In [2]:
from pyspark.sql import SparkSession
from nltk.tokenize import TextTilingTokenizer
from sentimentAnalysis import dataProcessing as dp
In [3]:
# create spark session
spark = SparkSession(sc)
In [19]:
# get dataframes
# specify s3 as sourc with s3a://
#df = spark.read.json("s3a://amazon-review-data/user_dedup.json.gz")

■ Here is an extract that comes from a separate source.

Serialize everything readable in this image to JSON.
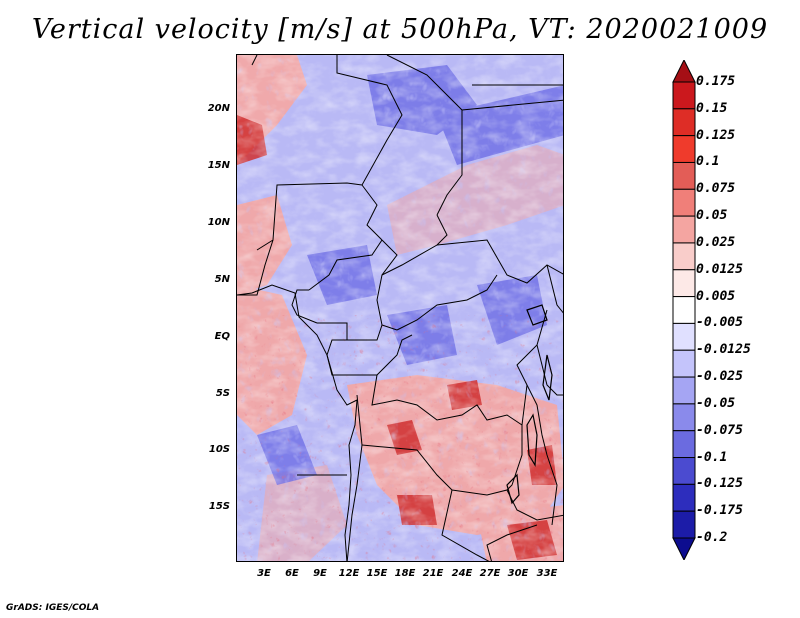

#df_meta = spark.read.json("s3a://amazon-review-data/metadata.json.gz")
# get shard
df_raw_data = spark.read.json("s3a://amazon-review-data/reviews_Musical_Instruments_5.json.gz")
# subset asin, reviewText
df_subset = df_raw_data.select("asin", "reviewText")
In [14]:
import nltk.data
# instantiate punkt object
sent_detector = nltk.data.load('tokenizers/punkt/english.pickle')
In [9]:
# get test row
test_row = df_subset.first()
test_row
Out[9]:
In [15]:
# test tiler
sent_detector.tokenize(test_row["reviewText"].strip())
Out[15]:
In [17]:
from pyspark.sql.functions import udf
In [20]:
# create udf
punkt_udf = udf(lambda x: sent_detector.tokenize(x.encode("utf-8")))
# apply udf, create new column
df_punkt = df_subset.withColumn("sentenceTokens", punkt_udf(df_subset["reviewText"]))
df_punkt.show(3)
In [ ]:
#df_obj_only.write.json("s3a://amazon-review-data/review-data")